The Court held that the principle of relief from forfeiture did not apply because such relief can only be sought when an insured has breached the insurance contract. As Lloyd’s had forgiven any potential breach of the Notice clause, and had immediately acknowledged its obligation to provide coverage and a defence going forward (Lloyd’s never denied coverage), there was no breach of the policy, so there was no relief to award. The issue for the Court was solely the interpretation and effect of the Voluntary Payments clause; the issue of late notice and relief from forfeiture was irrelevant.
This decision is good news for insurers. By upholding the plain meaning of the Voluntary Payments clause, the British Columbia Court of Appeal gave effect to the plain meaning of the wording of the policy, and the mutual obligations of the parties: the insurer has a duty to defend the insured for potentially covered claims. In exchange, the insurer has the right to control the insured’s defence and to undertake its own investigation. The result of those two obligations, being part of the bargain struck by the parties, is that the insurer should not be held responsible for pre-tender defence costs. The message of the Court of Appeal is clear: give effect to the plain meaning of the wording of the policy.
As an aside, this decision emphasizes that Canadian courts, even in the absence of relevant Canadian jurisprudence, while acknowledging that American jurisprudence can be instructive, will not necessarily follow it, especially when there is an absence of cohesion in the cases.
 Lloyd’s Underwriters v. Blue Mountain Log Sales Ltd., 2016 BCCA 352 (CanLII). This is an appellate decision of British Columbia. In our view, it would be highly persuasive in other Canadian common-law provinces.

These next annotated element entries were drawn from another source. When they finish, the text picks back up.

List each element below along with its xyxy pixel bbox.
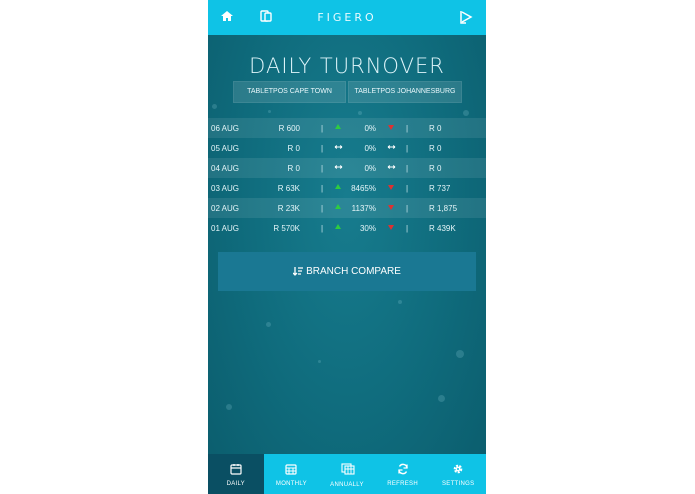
branch-compare-label: BRANCH COMPARE [306,266,401,277]
tab-monthly[interactable]: MONTHLY [264,454,320,494]
tab-monthly-label: MONTHLY [275,481,307,487]
down-arrow-icon [387,223,397,233]
calendar-month-icon [285,464,297,475]
row-separator: | [406,184,409,193]
row-separator: | [321,204,324,213]
row-turnover: R 570K [273,224,300,233]
branch-compare-button[interactable]: BRANCH COMPARE [218,252,476,291]
tab-refresh[interactable]: REFRESH [375,454,431,494]
row-separator: | [406,164,409,173]
row-turnover: R 600 [278,124,300,133]
row-percent-change: 8465% [351,184,376,193]
logout-icon[interactable] [458,9,476,27]
row-previous-turnover: R 1,875 [429,204,458,213]
row-previous-turnover: R 439K [429,224,456,233]
row-turnover: R 63K [277,184,300,193]
table-row: 04 AUG R 0 | 0% | R 0 [208,158,486,178]
row-previous-turnover: R 737 [429,184,451,193]
row-date: 01 AUG [211,224,240,233]
tab-daily[interactable]: DAILY [208,454,264,494]
app-screen: FIGERO DAILY TURNOVER TABLETPOS CAPE TOW… [208,0,486,494]
row-date: 03 AUG [211,184,240,193]
sort-icon [292,267,304,277]
branch-button-johannesburg[interactable]: TABLETPOS JOHANNESBURG [348,81,462,103]
row-turnover: R 0 [287,164,300,173]
row-percent-change: 1137% [351,204,376,213]
bottom-tab-bar: DAILY MONTHLY ANNUALLY REFRESH SETTINGS [208,454,486,494]
row-percent-change: 30% [359,224,376,233]
row-date: 05 AUG [211,144,240,153]
tab-settings-label: SETTINGS [441,481,475,487]
up-arrow-icon [334,123,344,133]
row-turnover: R 0 [287,144,300,153]
up-arrow-icon [334,223,344,233]
down-arrow-icon [387,183,397,193]
up-arrow-icon [334,203,344,213]
tab-annually-label: ANNUALLY [330,482,364,488]
row-previous-turnover: R 0 [429,164,442,173]
table-row: 02 AUG R 23K | 1137% | R 1,875 [208,198,486,218]
table-row: 03 AUG R 63K | 8465% | R 737 [208,178,486,198]
row-separator: | [321,164,324,173]
row-separator: | [321,144,324,153]
row-separator: | [321,224,324,233]
row-date: 04 AUG [211,164,240,173]
row-separator: | [321,124,324,133]
row-separator: | [321,184,324,193]
row-separator: | [406,204,409,213]
tab-annually[interactable]: ANNUALLY [319,454,375,494]
row-separator: | [406,144,409,153]
flat-arrow-icon [387,163,397,173]
gear-icon [453,464,463,474]
turnover-table: 06 AUG R 600 | 0% | R 0 05 AUG R 0 | 0% | R 0 04 AUG… [208,118,486,238]
row-percent-change: 0% [364,124,376,133]
row-turnover: R 23K [277,204,300,213]
tab-settings[interactable]: SETTINGS [430,454,486,494]
flat-arrow-icon [387,143,397,153]
row-percent-change: 0% [364,164,376,173]
flat-arrow-icon [334,163,344,173]
flat-arrow-icon [334,143,344,153]
tab-refresh-label: REFRESH [387,481,418,487]
up-arrow-icon [334,183,344,193]
tab-daily-label: DAILY [226,481,245,487]
row-separator: | [406,124,409,133]
table-row: 05 AUG R 0 | 0% | R 0 [208,138,486,158]
table-row: 06 AUG R 600 | 0% | R 0 [208,118,486,138]
page-title: DAILY TURNOVER [249,54,445,78]
row-previous-turnover: R 0 [429,144,442,153]
row-separator: | [406,224,409,233]
down-arrow-icon [387,203,397,213]
calendar-year-icon [341,463,355,475]
top-bar: FIGERO [208,0,486,35]
app-logo: FIGERO [317,11,377,24]
row-date: 02 AUG [211,204,240,213]
refresh-icon [397,463,408,475]
down-arrow-icon [387,123,397,133]
branch-button-cape-town[interactable]: TABLETPOS CAPE TOWN [233,81,346,103]
row-previous-turnover: R 0 [429,124,442,133]
table-row: 01 AUG R 570K | 30% | R 439K [208,218,486,238]
row-percent-change: 0% [364,144,376,153]
row-date: 06 AUG [211,124,240,133]
calendar-day-icon [230,464,242,475]
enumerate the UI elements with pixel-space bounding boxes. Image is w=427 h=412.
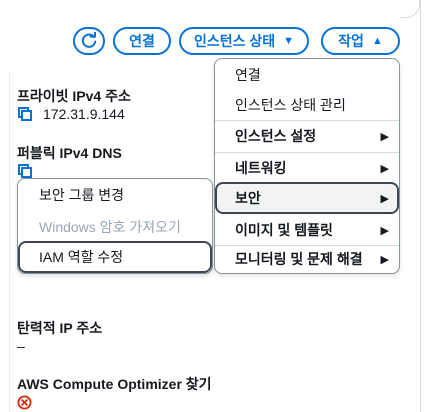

 Evanston added itself to the proceeding to preserve its claim against Lloyd’s for contribution or indemnity.
 Pursuant to section 13 of British Columbia’s Insurance Act, a court may set aside a denial or avoidance of coverage where an insured’s breach of a condition of a policy is “imperfect” (i.e. relatively minor) and the insurer has not suffered prejudice. Other provinces, including Ontario, have similar statutory provisions.
 Evanston subsequently withdrew from the appeal, as a U.S. court found that it owed no duty to defend.
 Annotated Commercial General Liability Policy (2015: Canada Law Book, Toronto). Mark Lichty is a partner at Blaney McMurtry LLP.